Build an Eyeball Science Project: Challenge your students to build an actual, physical model of the eye with common household materials.
Please Touch the Artwork: Engage your whole class in the creation of an art exhibit that is intended to be touched or experienced non-visually. This can include highly tactile sculptures; paintings that incorporate Braille and/or puffy-paint; audio experiences using headphones; smell boxes; and even ‘surprise’ boxes containing ambiguous tactile objects inside which must be touched in order to be ‘seen’. If you want to go ‘all out,’ this exhibit should be portable, and culminate in the exhibition of the students’ work at a local service organization for the blind.
Kinds of Blind Research Project: Students can go deeper into learning about one visual disability of their choosing, visiting the library in order to research and write a paper about the condition. This research project can be conducted in a jigsaw format, which involves two stages: the research stage, during which groups of students collaborate on identifying resources and topics to include in a presentation to their fellow students; and a sharing stage, in which individual representatives from each research group recombine in small groups to share their findings with each other.
Personal Interview Project: Students can independently interview a person in their community who has a visual disability. They can write a profile of that person and post to a classroom blog; edit a video about that person in the style of Beyond Blind and post to Vimeo; or create a radio interview with that person and post to SoundCloud. If they know the person well, they can even record and submit their story using the StoryCorps mobile app.
Blind Hollywood: Ask students to choose one or more of the films below, and critique how well or poorly that film portrays blindness – as well as how it portrays its blind characters. Considerable preparation should be done with students in advance of this assignment, to discuss common stereotypes, biases, and misconceptions in the media about disability in general, and blindness in particular.
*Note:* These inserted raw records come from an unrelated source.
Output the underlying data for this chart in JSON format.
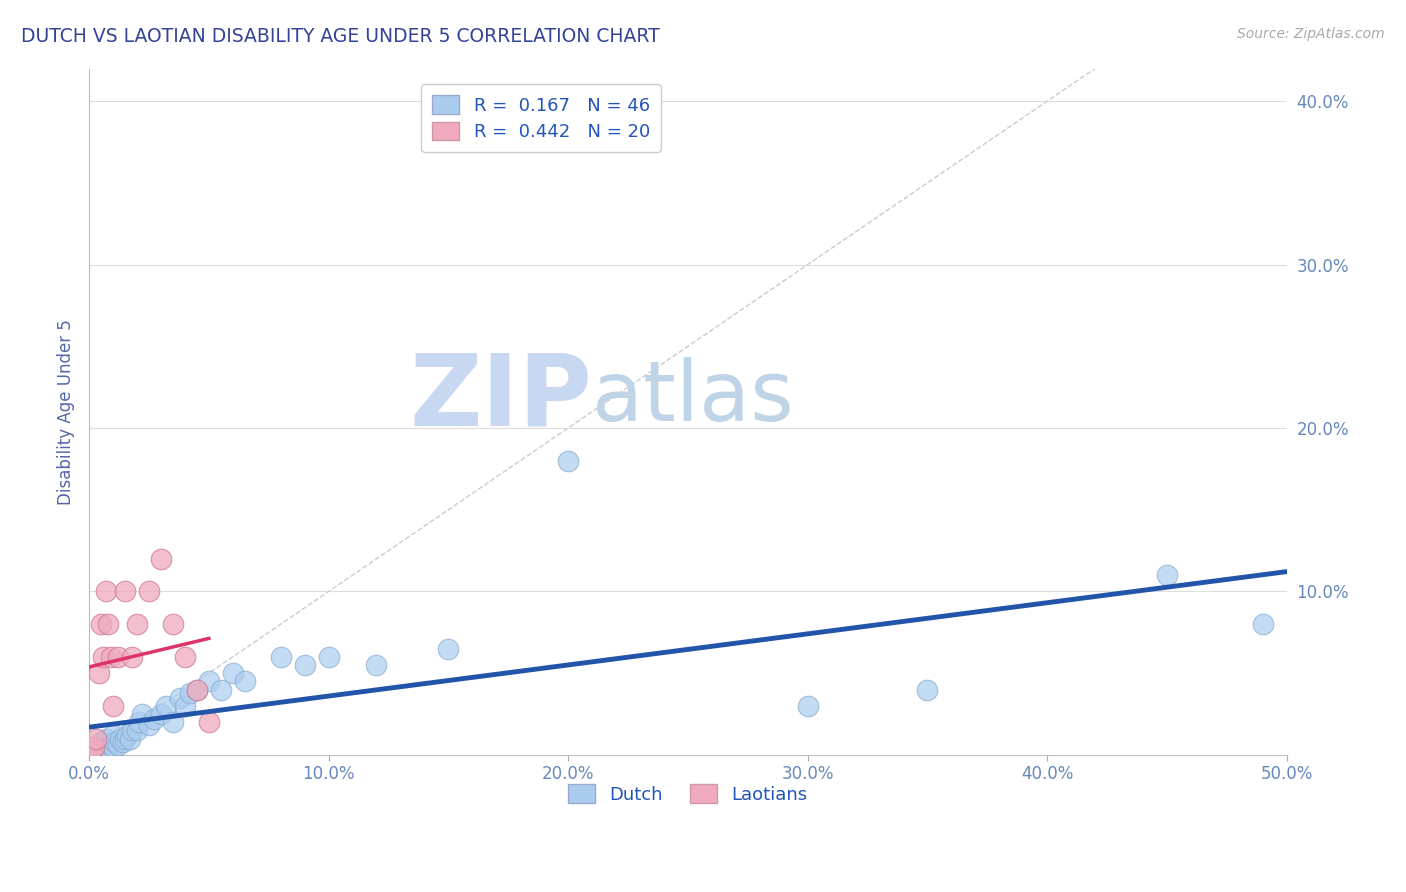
{
  "title": "DUTCH VS LAOTIAN DISABILITY AGE UNDER 5 CORRELATION CHART",
  "source": "Source: ZipAtlas.com",
  "ylabel": "Disability Age Under 5",
  "xlim": [
    0.0,
    0.5
  ],
  "ylim": [
    0.0,
    0.42
  ],
  "xticks": [
    0.0,
    0.1,
    0.2,
    0.3,
    0.4,
    0.5
  ],
  "yticks": [
    0.1,
    0.2,
    0.3,
    0.4
  ],
  "ytick_labels": [
    "10.0%",
    "20.0%",
    "30.0%",
    "40.0%"
  ],
  "xtick_labels": [
    "0.0%",
    "10.0%",
    "20.0%",
    "30.0%",
    "40.0%",
    "50.0%"
  ],
  "dutch_R": 0.167,
  "dutch_N": 46,
  "laotian_R": 0.442,
  "laotian_N": 20,
  "dutch_color": "#aaccee",
  "dutch_line_color": "#2255aa",
  "laotian_color": "#f0aabb",
  "laotian_line_color": "#dd3366",
  "background_color": "#ffffff",
  "grid_color": "#dddddd",
  "diagonal_color": "#cccccc",
  "watermark_zip": "ZIP",
  "watermark_atlas": "atlas",
  "watermark_color_zip": "#c8d8f0",
  "watermark_color_atlas": "#c0d4e8",
  "title_color": "#334499",
  "axis_label_color": "#5566aa",
  "tick_color": "#6688bb",
  "legend_text_color": "#2255bb",
  "dutch_x": [
    0.002,
    0.003,
    0.004,
    0.005,
    0.005,
    0.006,
    0.007,
    0.007,
    0.008,
    0.009,
    0.01,
    0.01,
    0.011,
    0.012,
    0.013,
    0.014,
    0.015,
    0.016,
    0.017,
    0.018,
    0.02,
    0.021,
    0.022,
    0.025,
    0.027,
    0.03,
    0.032,
    0.035,
    0.038,
    0.04,
    0.042,
    0.045,
    0.05,
    0.055,
    0.06,
    0.065,
    0.08,
    0.09,
    0.1,
    0.12,
    0.15,
    0.2,
    0.3,
    0.35,
    0.45,
    0.49
  ],
  "dutch_y": [
    0.002,
    0.003,
    0.002,
    0.004,
    0.008,
    0.003,
    0.005,
    0.01,
    0.004,
    0.006,
    0.005,
    0.012,
    0.008,
    0.006,
    0.01,
    0.008,
    0.01,
    0.012,
    0.01,
    0.015,
    0.015,
    0.02,
    0.025,
    0.018,
    0.022,
    0.025,
    0.03,
    0.02,
    0.035,
    0.03,
    0.038,
    0.04,
    0.045,
    0.04,
    0.05,
    0.045,
    0.06,
    0.055,
    0.06,
    0.055,
    0.065,
    0.18,
    0.03,
    0.04,
    0.11,
    0.08
  ],
  "laotian_x": [
    0.001,
    0.002,
    0.003,
    0.004,
    0.005,
    0.006,
    0.007,
    0.008,
    0.009,
    0.01,
    0.012,
    0.015,
    0.018,
    0.02,
    0.025,
    0.03,
    0.035,
    0.04,
    0.045,
    0.05
  ],
  "laotian_y": [
    0.002,
    0.005,
    0.01,
    0.05,
    0.08,
    0.06,
    0.1,
    0.08,
    0.06,
    0.03,
    0.06,
    0.1,
    0.06,
    0.08,
    0.1,
    0.12,
    0.08,
    0.06,
    0.04,
    0.02
  ]
}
Following this discussion, students can collaboratively generate a checklist with ideal criteria for positive, empowered portrayals of blind people. After watching their film at home (checklist in-hand), students will rate the film and then report their findings to the class.
Discussion and Lecture
Legal Blindness: Explore with students what the term ‘legally blind’ means, and discuss important disability benefits to which someone with this classification is entitled. Consider what legal blindness means in the wider disability rights movement, and introduces the concept of accessibility. Have your students work in groups to measure their own visual acuity — 20/40, 20/20, 20/15, 20/200 (legal blindness), etc.
Problematizing Simulation: Can someone who is sighted can really come to an accurate understanding of how a blind person experiences the world? Discuss whether ‘simulations’ such as wearing a blindfold for a day are beneficial (giving the sighted participant an experience that leads to a greater appreciation and understanding of blindness) or whether they are misleading and even harmful (leading sighted participants to conclude, for instance, that being blind is a terrifying, disempowering experience that brings up feelings of pity towards the blind, and increased fear of becoming blind themselves). For advanced-level students, assign the recent scientific article entitled “The Perils of Playing Blind.”